Dreams versus nightmares.
Willingly entering the jail of work.
Discovering your face is smiling.
Telling jokes.
Wondering why your friends
can't get along--then
not caring.
Considering
your life may continue as
once it did, an insensitive, joyous
expression of "Yes I'm Alive"...
Undermining this carefully
cultured mourning pose you've adopted.
And guiltlessly saying goodbye to it.

when life hands you snow…

Bryce Canyon National Park, UT, March 2000

I was just venturing into digital photography with a bulky Agfa camera–hence the very low quality of the photograph here. My wife and I celebrated her completion of chemotherapy by heading to southern Utah. We woke to a couple inches of snow in Moab.

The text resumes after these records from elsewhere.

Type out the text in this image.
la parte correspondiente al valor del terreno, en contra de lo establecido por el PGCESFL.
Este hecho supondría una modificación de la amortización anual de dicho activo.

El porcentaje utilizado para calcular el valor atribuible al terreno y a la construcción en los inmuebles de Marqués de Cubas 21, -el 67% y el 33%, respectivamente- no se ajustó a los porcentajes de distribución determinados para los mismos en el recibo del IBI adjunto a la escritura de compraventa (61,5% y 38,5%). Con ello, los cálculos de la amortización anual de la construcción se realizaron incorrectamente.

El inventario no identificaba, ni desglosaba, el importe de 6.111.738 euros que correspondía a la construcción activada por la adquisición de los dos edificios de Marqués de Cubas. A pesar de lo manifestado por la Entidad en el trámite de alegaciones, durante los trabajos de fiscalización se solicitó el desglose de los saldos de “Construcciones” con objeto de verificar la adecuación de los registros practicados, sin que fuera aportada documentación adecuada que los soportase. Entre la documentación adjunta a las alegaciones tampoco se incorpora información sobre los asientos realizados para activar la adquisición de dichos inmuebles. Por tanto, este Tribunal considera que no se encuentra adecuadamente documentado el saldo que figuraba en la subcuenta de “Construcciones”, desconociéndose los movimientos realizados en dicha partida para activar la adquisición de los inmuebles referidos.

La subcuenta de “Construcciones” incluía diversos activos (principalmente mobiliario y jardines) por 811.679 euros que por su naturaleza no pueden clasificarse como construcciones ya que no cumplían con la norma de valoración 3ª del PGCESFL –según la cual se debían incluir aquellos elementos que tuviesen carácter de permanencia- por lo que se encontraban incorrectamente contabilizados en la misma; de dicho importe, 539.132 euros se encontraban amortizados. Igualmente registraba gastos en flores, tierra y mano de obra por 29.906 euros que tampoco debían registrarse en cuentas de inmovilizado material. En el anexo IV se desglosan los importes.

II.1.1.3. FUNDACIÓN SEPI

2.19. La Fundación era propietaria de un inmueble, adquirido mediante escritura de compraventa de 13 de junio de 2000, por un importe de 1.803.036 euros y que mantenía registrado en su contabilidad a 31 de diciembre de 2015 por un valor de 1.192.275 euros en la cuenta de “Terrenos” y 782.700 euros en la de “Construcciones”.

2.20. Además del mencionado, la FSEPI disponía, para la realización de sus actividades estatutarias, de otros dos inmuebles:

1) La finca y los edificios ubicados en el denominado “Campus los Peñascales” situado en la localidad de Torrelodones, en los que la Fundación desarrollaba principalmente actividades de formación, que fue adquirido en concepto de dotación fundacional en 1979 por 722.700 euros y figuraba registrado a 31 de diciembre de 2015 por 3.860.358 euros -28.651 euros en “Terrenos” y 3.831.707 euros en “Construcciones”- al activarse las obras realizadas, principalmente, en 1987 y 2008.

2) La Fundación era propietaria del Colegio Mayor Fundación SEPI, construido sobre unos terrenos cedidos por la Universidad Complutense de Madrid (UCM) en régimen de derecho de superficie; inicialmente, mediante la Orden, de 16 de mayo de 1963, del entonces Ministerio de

We drove in and out of snowstorms that day: through a mini-blizzard in rangeland west of Moab; dodging flakes in Capitol Reef National Park; stopping by the side of the road to prepare lunch on the spine of the Grand Staircase-Escalante National Monument, with a few lazy flakes and no other cars; arriving at the Bryce National Park Lodge in the late afternoon with snow falling again. “Let’s stay two nights,” I said, “and just enjoy this lodge today.” So we did. We ventured out the next morning to snap photos wherever we could get to–the roads were not all plowed. It wound up being one of the best vacations we’ve taken.

from my mother’s day

Back side of Cathedral Rock, near Sedona, AZ, February 2022

I grew up looking at the old travel photos and souvenir filmstrips of the 1920’s through 1940’s which my mother and her parents collected. I distinctly remember some textured postcard-like sets of souvenir vistas which either she or her parents collected when traveling. This photo reminds me of those little cards (approximately 2 inches by 3 inches).

I never view these classic southwest American vistas without thinking of the Tru-Vue filmstrip viewer which introduced me to them:

Tru-Vue 3D filmstrip viewer, circa 1940s?

It’s not the best photo I have of the viewer, but it’s the most informative. The viewer itself is upside down: the flange sticking out of the top is the advancing mechanism which is customarily used at the bottom. Those persons aged 60-70 will recognize the concept which was translated into discs of photos which we looked at through similar, but more plastic viewers. A giant loss with these viewers of the 1960’s was that they only had a dozen or so images. The filmstrips above were almost limitless and offered several dozen black-and-white photos of the subjects named on the cartons shown. Even so, one notices that the Grand Canyon has at least three filmstrips. As I recall, the eight boxes which are not identified in the photo were of Yosemite National Park and Yellowstone National Park. An added plus is the intricately inlaid box which housed everything.